I’m headed home from Ghana at the end of this week, so I thought I’d share a few things I’ve learned during my five weeks here:
1. Riding three on the back of a motorcycle is easier than it sounds, but still challenging while wearing a skirt and waving gracefully at the hordes of children yelling Obruni! (white person) at you. Especially if you’re trying not to flash anyone.
2. Ghanaians use the word “nice” where Americans would use the word “good”, which can lead to disconcerting sentences such as “Silence of the Lambs was a very nice movie.”
3. It is possible to train yourself to eat spicy foods. It is also possible to train yourself to be cool with high levels of bacteria. If you’re ever trying to do this, expired raw milk and homemade kombucha (tea fermented with a bacteria/yeast colony) are definitely the way to go, and you should just ignore your parents and friends who are telling you that you’re going to make yourself sick. A few mild stomachaches in the US is totally worth five weeks in Ghana without a serious intestinal meltdown.

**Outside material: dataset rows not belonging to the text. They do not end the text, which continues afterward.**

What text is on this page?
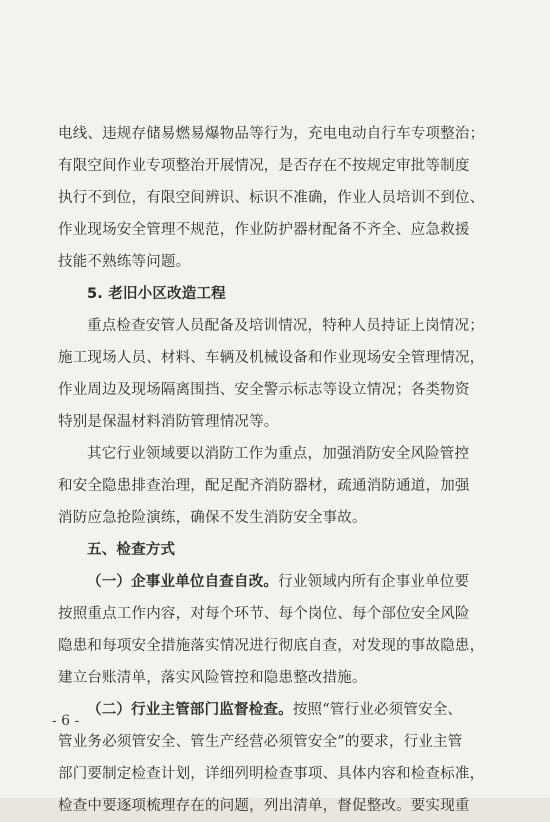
电线、违规存储易燃易爆物品等行为，充电电动自行车专项整治；
有限空间作业专项整治开展情况，是否存在不按规定审批等制度
执行不到位，有限空间辨识、标识不准确，作业人员培训不到位、
作业现场安全管理不规范，作业防护器材配备不齐全、应急救援
技能不熟练等问题。
5. 老旧小区改造工程
重点检查安管人员配备及培训情况，特种人员持证上岗情况；
施工现场人员、材料、车辆及机械设备和作业现场安全管理情况，
作业周边及现场隔离围挡、安全警示标志等设立情况；各类物资
特别是保温材料消防管理情况等。
其它行业领域要以消防工作为重点，加强消防安全风险管控
和安全隐患排查治理，配足配齐消防器材，疏通消防通道，加强
消防应急抢险演练，确保不发生消防安全事故。
五、检查方式
（一）企事业单位自查自改。行业领域内所有企事业单位要
按照重点工作内容，对每个环节、每个岗位、每个部位安全风险
隐患和每项安全措施落实情况进行彻底自查，对发现的事故隐患，
建立台账清单，落实风险管控和隐患整改措施。
（二）行业主管部门监督检查。按照“管行业必须管安全、
管业务必须管安全、管生产经营必须管安全”的要求，行业主管
部门要制定检查计划，详细列明检查事项、具体内容和检查标准，
检查中要逐项梳理存在的问题，列出清单，督促整改。要实现重
- 6 -
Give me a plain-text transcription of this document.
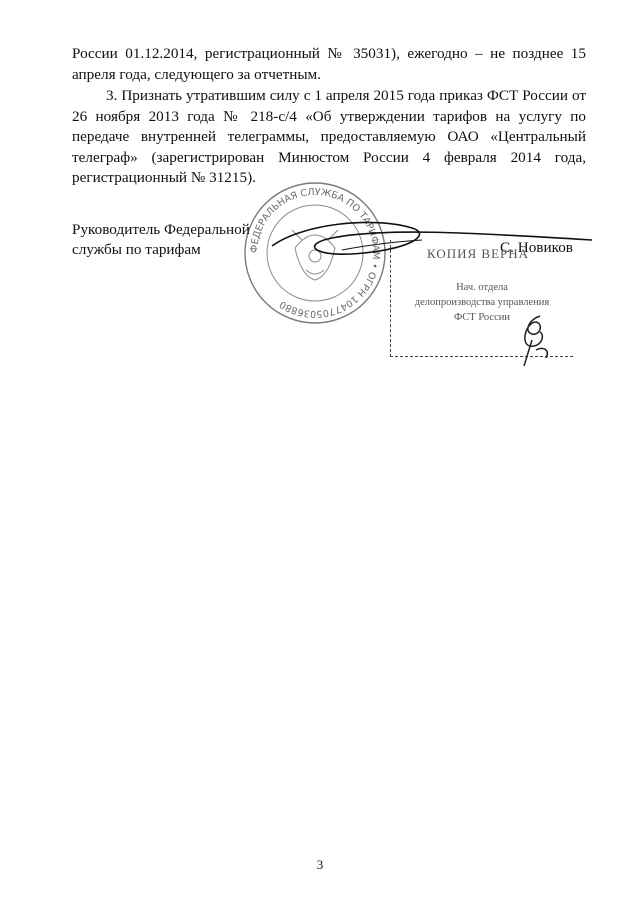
России 01.12.2014, регистрационный № 35031), ежегодно – не позднее 15 апреля года, следующего за отчетным.

3. Признать утратившим силу с 1 апреля 2015 года приказ ФСТ России от 26 ноября 2013 года № 218-с/4 «Об утверждении тарифов на услугу по передаче внутренней телеграммы, предоставляемую ОАО «Центральный телеграф» (зарегистрирован Минюстом России 4 февраля 2014 года, регистрационный № 31215).

ФЕДЕРАЛЬНАЯ СЛУЖБА ПО ТАРИФАМ • ОГРН 1047705036880
Руководитель Федеральной
службы по тарифам	С. Новиков
КОПИЯ ВЕРНА
Нач. отдела
делопроизводства управления
ФСТ России
3
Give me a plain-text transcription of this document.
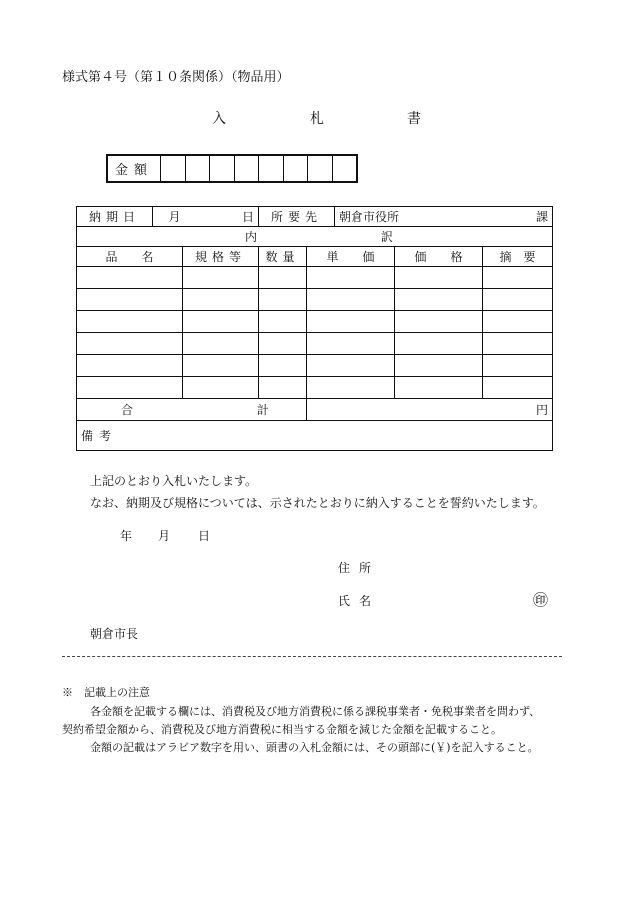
様式第４号（第１０条関係）（物品用）
入	札	書
金額
納期日	月	日	所要先	朝倉市役所	課
内	訳
品　　名	規格等	数量	単　　価	価　　格	摘　要

合 計			円		
備考					
上記のとおり入札いたします。
なお、納期及び規格については、示されたとおりに納入することを誓約いたします。
年 月 日
住所
氏名	㊞
朝倉市長
※　記載上の注意
各金額を記載する欄には、消費税及び地方消費税に係る課税事業者・免税事業者を問わず、
契約希望金額から、消費税及び地方消費税に相当する金額を減じた金額を記載すること。
金額の記載はアラビア数字を用い、頭書の入札金額には、その頭部に(￥)を記入すること。
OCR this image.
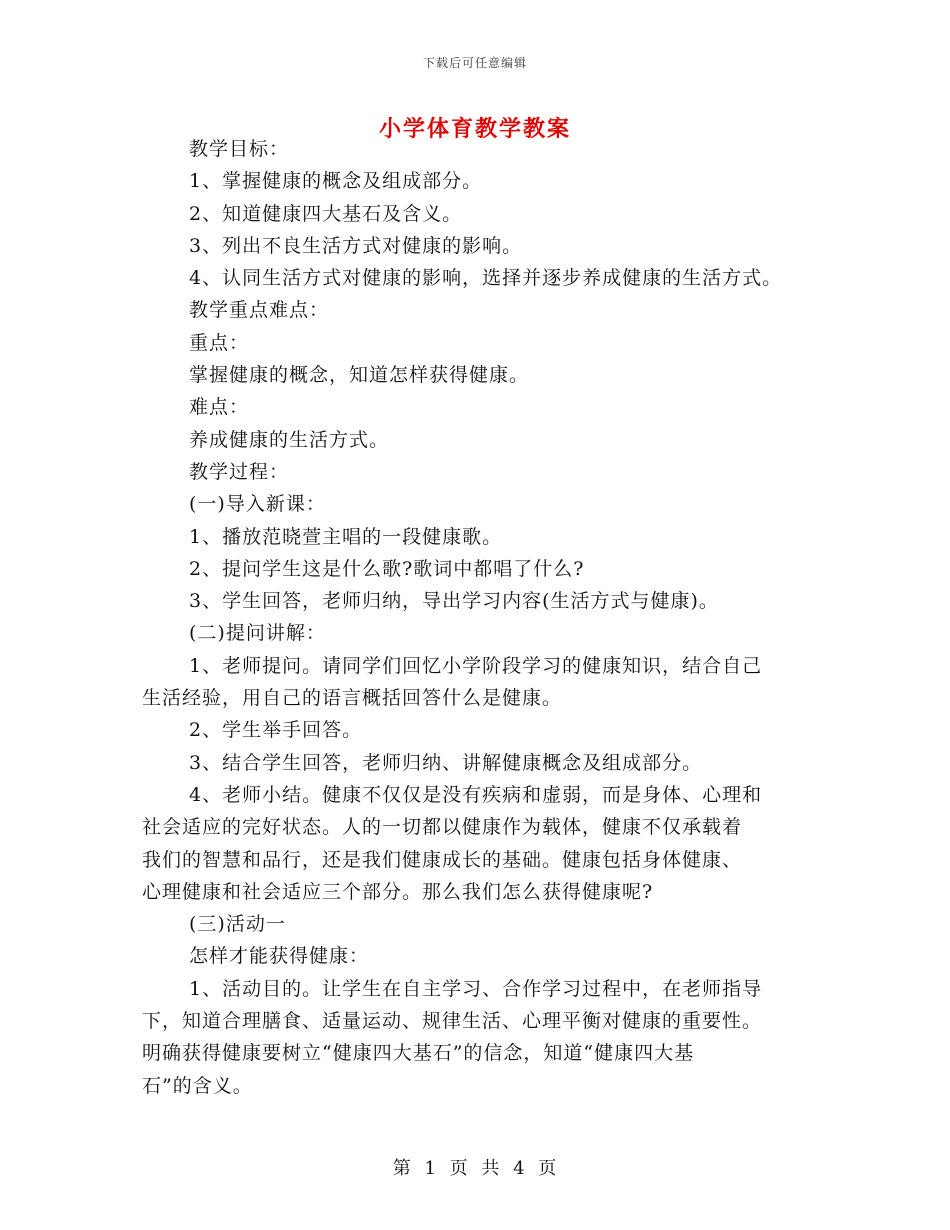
下载后可任意编辑
小学体育教学教案
教学目标：
1、掌握健康的概念及组成部分。
2、知道健康四大基石及含义。
3、列出不良生活方式对健康的影响。
4、认同生活方式对健康的影响，选择并逐步养成健康的生活方式。
教学重点难点：
重点：
掌握健康的概念，知道怎样获得健康。
难点：
养成健康的生活方式。
教学过程：
(一)导入新课：
1、播放范晓萱主唱的一段健康歌。
2、提问学生这是什么歌?歌词中都唱了什么?
3、学生回答，老师归纳，导出学习内容(生活方式与健康)。
(二)提问讲解：
1、老师提问。请同学们回忆小学阶段学习的健康知识，结合自己
生活经验，用自己的语言概括回答什么是健康。
2、学生举手回答。
3、结合学生回答，老师归纳、讲解健康概念及组成部分。
4、老师小结。健康不仅仅是没有疾病和虚弱，而是身体、心理和
社会适应的完好状态。人的一切都以健康作为载体，健康不仅承载着
我们的智慧和品行，还是我们健康成长的基础。健康包括身体健康、
心理健康和社会适应三个部分。那么我们怎么获得健康呢?
(三)活动一
怎样才能获得健康：
1、活动目的。让学生在自主学习、合作学习过程中，在老师指导
下，知道合理膳食、适量运动、规律生活、心理平衡对健康的重要性。
明确获得健康要树立“健康四大基石”的信念，知道“健康四大基
石”的含义。
第 1 页 共 4 页
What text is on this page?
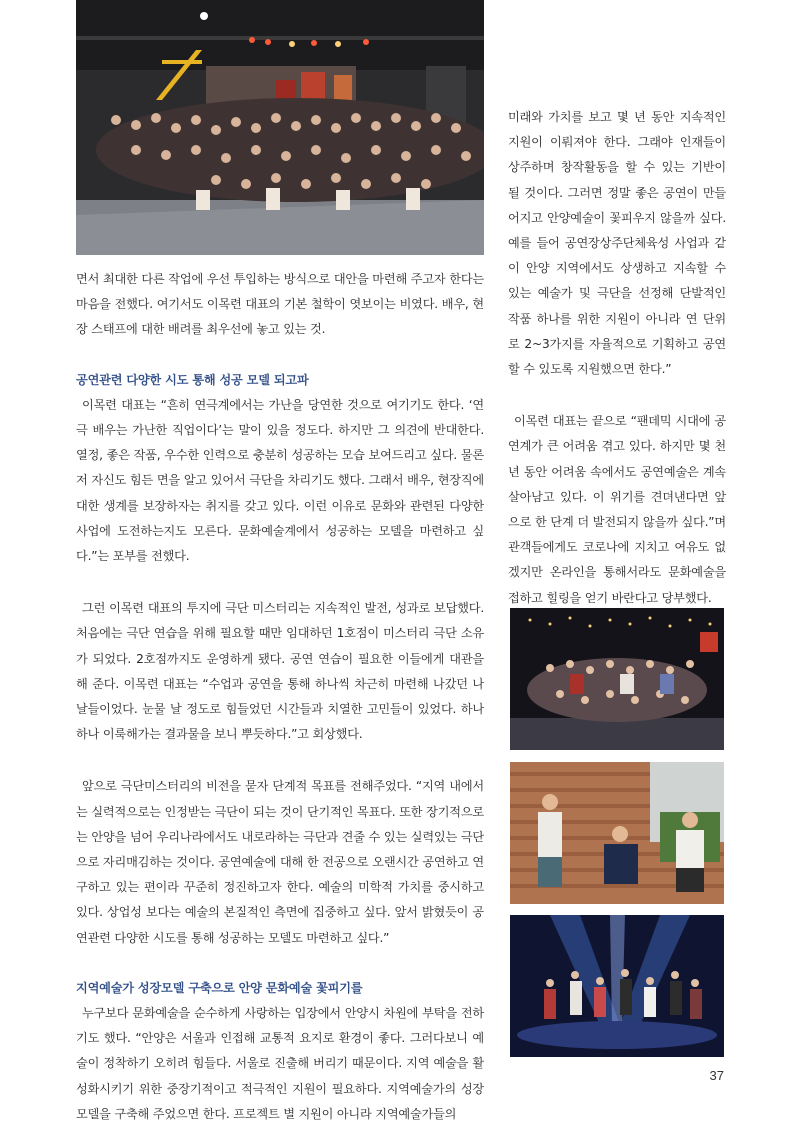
면서 최대한 다른 작업에 우선 투입하는 방식으로 대안을 마련해 주고자 한다는 마음을 전했다. 여기서도 이목련 대표의 기본 철학이 엿보이는 비였다. 배우, 현장 스태프에 대한 배려를 최우선에 놓고 있는 것.

공연관련 다양한 시도 통해 성공 모델 되고파

이목련 대표는 “흔히 연극계에서는 가난을 당연한 것으로 여기기도 한다. ‘연극 배우는 가난한 직업이다’는 말이 있을 정도다. 하지만 그 의견에 반대한다. 열정, 좋은 작품, 우수한 인력으로 충분히 성공하는 모습 보여드리고 싶다. 물론 저 자신도 힘든 면을 알고 있어서 극단을 차리기도 했다. 그래서 배우, 현장직에 대한 생계를 보장하자는 취지를 갖고 있다. 이런 이유로 문화와 관련된 다양한 사업에 도전하는지도 모른다. 문화예술계에서 성공하는 모델을 마련하고 싶다.”는 포부를 전했다.

그런 이목련 대표의 투지에 극단 미스터리는 지속적인 발전, 성과로 보답했다. 처음에는 극단 연습을 위해 필요할 때만 임대하던 1호점이 미스터리 극단 소유가 되었다. 2호점까지도 운영하게 됐다. 공연 연습이 필요한 이들에게 대관을 해 준다. 이목련 대표는 “수업과 공연을 통해 하나씩 차근히 마련해 나갔던 나날들이었다. 눈물 날 정도로 힘들었던 시간들과 치열한 고민들이 있었다. 하나하나 이룩해가는 결과물을 보니 뿌듯하다.”고 회상했다.

앞으로 극단미스터리의 비전을 묻자 단계적 목표를 전해주었다. “지역 내에서는 실력적으로는 인정받는 극단이 되는 것이 단기적인 목표다. 또한 장기적으로는 안양을 넘어 우리나라에서도 내로라하는 극단과 견줄 수 있는 실력있는 극단으로 자리매김하는 것이다. 공연예술에 대해 한 전공으로 오랜시간 공연하고 연구하고 있는 편이라 꾸준히 정진하고자 한다. 예술의 미학적 가치를 중시하고 있다. 상업성 보다는 예술의 본질적인 측면에 집중하고 싶다. 앞서 밝혔듯이 공연관련 다양한 시도를 통해 성공하는 모델도 마련하고 싶다.”

지역예술가 성장모델 구축으로 안양 문화예술 꽃피기를

누구보다 문화예술을 순수하게 사랑하는 입장에서 안양시 차원에 부탁을 전하기도 했다. “안양은 서울과 인접해 교통적 요지로 환경이 좋다. 그러다보니 예술이 정착하기 오히려 힘들다. 서울로 진출해 버리기 때문이다. 지역 예술을 활성화시키기 위한 중장기적이고 적극적인 지원이 필요하다. 지역예술가의 성장모델을 구축해 주었으면 한다. 프로젝트 별 지원이 아니라 지역예술가들의

미래와 가치를 보고 몇 년 동안 지속적인 지원이 이뤄져야 한다. 그래야 인재들이 상주하며 창작활동을 할 수 있는 기반이 될 것이다. 그러면 정말 좋은 공연이 만들어지고 안양예술이 꽃피우지 않을까 싶다. 예를 들어 공연장상주단체육성 사업과 같이 안양 지역에서도 상생하고 지속할 수 있는 예술가 및 극단을 선정해 단발적인 작품 하나를 위한 지원이 아니라 연 단위로 2~3가지를 자율적으로 기획하고 공연할 수 있도록 지원했으면 한다.”

이목련 대표는 끝으로 “팬데믹 시대에 공연계가 큰 어려움 겪고 있다. 하지만 몇 천 년 동안 어려움 속에서도 공연예술은 계속 살아남고 있다. 이 위기를 견뎌낸다면 앞으로 한 단계 더 발전되지 않을까 싶다.”며 관객들에게도 코로나에 지치고 여유도 없겠지만 온라인을 통해서라도 문화예술을 접하고 힐링을 얻기 바란다고 당부했다.

37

4. It’s really, really awesome to live in a country where high-fructose corn syrup is basically nonexistent.
5. Living without water while camping or on Semester in the West is an adventure. Living without water for a day because Seattle has to repair something is easy. Living somewhere where water goes out constantly, unexpectedly, without warning, for weeks at a time eats up tons of would-be productive time that has to be spent installing backup tanks, hauling jugs of water from place to place and basically constructing your own water infrastructure on top of the one the city already has.
6. Naming your business “God’s Time is the Best General Goods” might be a bold, distinguishing move in the US, but in Ghana, there are like three of those on every block. If you want to really stand out, you have to go for something a bit more dramatic, like “Our Lord is a Consuming Fire Enterprises”.
7. Balls of pulverized cassava (fufu) are a somewhat forgettable culinary experience, but balls of fermented maize (banku and kenkey) are actually pretty good. In related news, fermenting anything usually makes it awesome (sourdough, kombucha, yogurt, etc).
8. Wearing seat belts is always a good idea, even if you’re the only person in the entire tro tro doing it and everyone else is giving you strange looks. However, you may find yourself at some point riding in a speeding van with all metal surfaces on the interior, through which you can see the road below you. This van will naturally lack any seat belts. If this happens, you should probably just view it as a cultural experience and try not to panic every time the van swerves sharply to avoid a pothole/goat/woman carrying eggs on her head/chicken/other vehicle/homemade speed bump in the middle of the road.
9. No matter how cool you think bright orange and blue lizards are the first time you see one, you will be completely over them after a month. Especially once you realize that they are adept at crawling under doors and through cracks in your walls, and that they are also fond of pooping on your living room floor.
10. In spite of my many, many problems with the American government, there’s something about going to a former slave fort on the Ghanaian coast and seeing a plaque proclaiming that President Barack Obama and First Lady Michelle Obama visited the site in 2009 that made me so grateful to have the current administration running things in Washington.